Preston Myers, played by Ethan Embry was one of the most lovable characters in Can't Hardly Wait, a career-launching ensemble comedy about a party on graduation night. He's the one who wrote the letter for Jennifer Love Hewitt's character, Amanda, which was a narrative centerpiece of the teen cult classic. Maybe one of the things that made Preston so great was how just under the surface, the character seemed totally stoned. Now, thanks to an interview that Ethan did with VH1, we know that it wasn't the character. In fact, he says he barely knows what Can't Hardly Wait is about.
When asked what the craziest thing that happened on the Can't Hardly Wait set was, Ethan couldn't even say. "I was the world’s biggest stoner. I remember the director came up to me and asked if I was 'altered,'" he said, "But other than that, nothing sticks out because I was so stoned the entire time."
He really means it when he says that "nothing sticks out." When asked if people ever quote the movie to him, he says that he honestly couldn't say: "Maybe that’s what those weird people are saying. I haven’t seen the movie all the way through, and I was stoned. I never read the script. If they are quoting it, then I don’t know."
He continued, "It’s about a party right? Underage kids drinking and smoking and having underage sex, right?"
Every '90s kids remembers Empire Records, and it's hard to think about Empire Records without Mark and his band Marc. In the film, Mark, played by Ethan, ended up eating some brownies with "extra sugar" and hallucinating himself into a Gwar-inspired horrorscape, laughing and munching more brownies the whole time. He played similar characters, the awkward stoner with the heart of gold, in virtually every other film he was in during the '90s, including the bass player ("T.B. Player") in That Thing You Do — he's the one they lost at Disneyland.

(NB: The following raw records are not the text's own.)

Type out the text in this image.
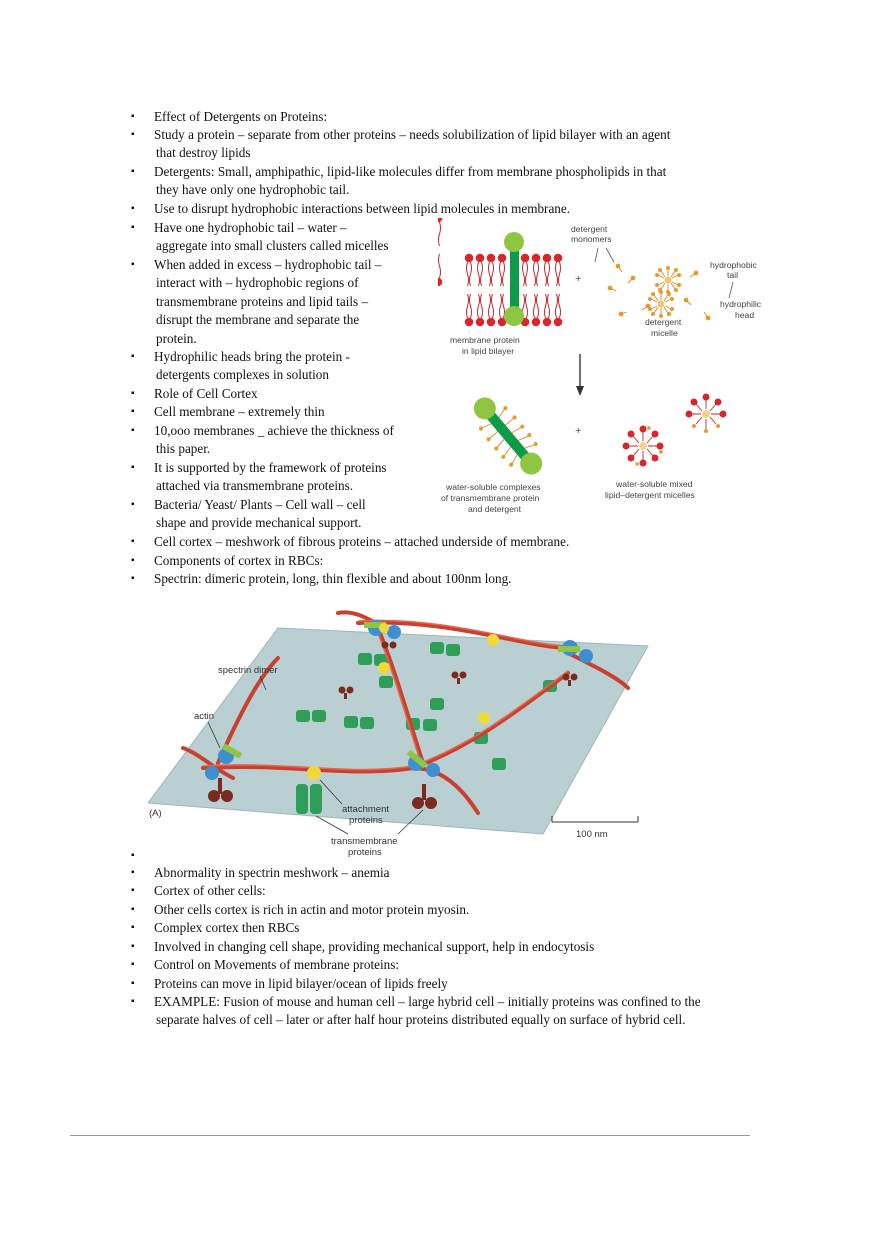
▪	Effect of Detergents on Proteins:
▪	Study a protein – separate from other proteins – needs solubilization of lipid bilayer with an agent
that destroy lipids
▪	Detergents: Small, amphipathic, lipid-like molecules differ from membrane phospholipids in that
they have only one hydrophobic tail.
▪	Use to disrupt hydrophobic interactions between lipid molecules in membrane.
▪	Have one hydrophobic tail – water –
aggregate into small clusters called micelles
▪	When added in excess – hydrophobic tail –
interact with – hydrophobic regions of
transmembrane proteins and lipid tails –
disrupt the membrane and separate the
protein.
▪	Hydrophilic heads bring the protein -
detergents complexes in solution
▪	Role of Cell Cortex
▪	Cell membrane – extremely thin
▪	10,ooo membranes _ achieve the thickness of
this paper.
▪	It is supported by the framework of proteins
attached via transmembrane proteins.
▪	Bacteria/ Yeast/ Plants – Cell wall – cell
shape and provide mechanical support.
▪	Cell cortex – meshwork of fibrous proteins – attached underside of membrane.
▪	Components of cortex in RBCs:
▪	Spectrin: dimeric protein, long, thin flexible and about 100nm long.
membrane protein
in lipid bilayer
+
detergent
monomers
detergent
micelle
hydrophobic
tail
hydrophilic
head
water-soluble complexes
of transmembrane protein
and detergent
+
water-soluble mixed
lipid–detergent micelles
spectrin dimer
actin
(A)	attachment
proteins
transmembrane
proteins
100 nm
▪
▪	Abnormality in spectrin meshwork – anemia
▪	Cortex of other cells:
▪	Other cells cortex is rich in actin and motor protein myosin.
▪	Complex cortex then RBCs
▪	Involved in changing cell shape, providing mechanical support, help in endocytosis
▪	Control on Movements of membrane proteins:
▪	Proteins can move in lipid bilayer/ocean of lipids freely
▪	EXAMPLE: Fusion of mouse and human cell – large hybrid cell – initially proteins was confined to the
separate halves of cell – later or after half hour proteins distributed equally on surface of hybrid cell.
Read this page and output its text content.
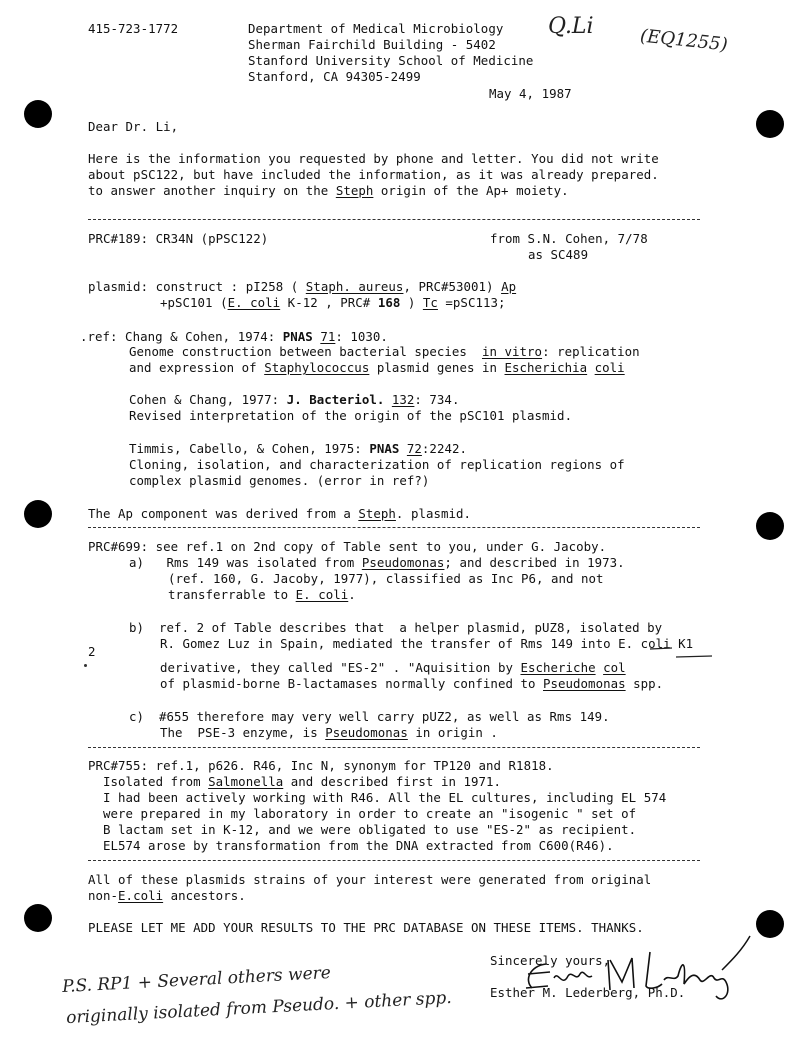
415-723-1772	Department of Medical Microbiology
Sherman Fairchild Building - 5402
Stanford University School of Medicine
Stanford, CA 94305-2499
May 4, 1987
Q.Li	(EQ1255)
Dear Dr. Li,
Here is the information you requested by phone and letter. You did not write
about pSC122, but have included the information, as it was already prepared.
to answer another inquiry on the Steph origin of the Ap+ moiety.
PRC#189: CR34N (pPSC122)	from S.N. Cohen, 7/78
as SC489
plasmid: construct : pI258 ( Staph. aureus, PRC#53001) Ap
+pSC101 (E. coli K-12 , PRC# 168 ) Tc =pSC113;
.ref: Chang & Cohen, 1974: PNAS 71: 1030.
Genome construction between bacterial species  in vitro: replication
and expression of Staphylococcus plasmid genes in Escherichia coli
Cohen & Chang, 1977: J. Bacteriol. 132: 734.
Revised interpretation of the origin of the pSC101 plasmid.
Timmis, Cabello, & Cohen, 1975: PNAS 72:2242.
Cloning, isolation, and characterization of replication regions of
complex plasmid genomes. (error in ref?)
The Ap component was derived from a Steph. plasmid.
PRC#699: see ref.1 on 2nd copy of Table sent to you, under G. Jacoby.
a)   Rms 149 was isolated from Pseudomonas; and described in 1973.
(ref. 160, G. Jacoby, 1977), classified as Inc P6, and not
transferrable to E. coli.
b)  ref. 2 of Table describes that  a helper plasmid, pUZ8, isolated by
R. Gomez Luz in Spain, mediated the transfer of Rms 149 into E. coli K1
2
derivative, they called "ES-2" . "Aquisition by Escheriche col
of plasmid-borne B-lactamases normally confined to Pseudomonas spp.
c)  #655 therefore may very well carry pUZ2, as well as Rms 149.
The  PSE-3 enzyme, is Pseudomonas in origin .
PRC#755: ref.1, p626. R46, Inc N, synonym for TP120 and R1818.
Isolated from Salmonella and described first in 1971.
I had been actively working with R46. All the EL cultures, including EL 574
were prepared in my laboratory in order to create an "isogenic " set of
B lactam set in K-12, and we were obligated to use "ES-2" as recipient.
EL574 arose by transformation from the DNA extracted from C600(R46).
All of these plasmids strains of your interest were generated from original
non-E.coli ancestors.
PLEASE LET ME ADD YOUR RESULTS TO THE PRC DATABASE ON THESE ITEMS. THANKS.
Sincerely yours,
Esther M. Lederberg, Ph.D.
P.S. RP1 + Several others were
originally isolated from Pseudo. + other spp.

Now 35, he obviously looks different. But he's okay with that. "It’s funny because people expect me to look the same way I did fifteen years ago. Cause they just saw the movie,
he told VH1, "They are often like, 'You look old.' No s—, dude, it was 15 years ago! 'Your hair fell out!' That’s what happens when you become 35."
For what it's worth, he seems like the same combination of jovial and self-deprecating that his characters were, way back when. Maybe a little darker with age. When asked if he'd make a sequel, this was his soul-crushing response: "[Preston would] have to get pretty dark. [He and Amanda] would have to not be together anymore. I’ve beaten myself up quite a bit in the past 15 years. Yeah, so maybe, if he went down the actual Vonnegut writer’s path. Amanda and him had a horrible breakup and there were kids involved. He drinks himself silly over a typewriter. I’d make that sequel."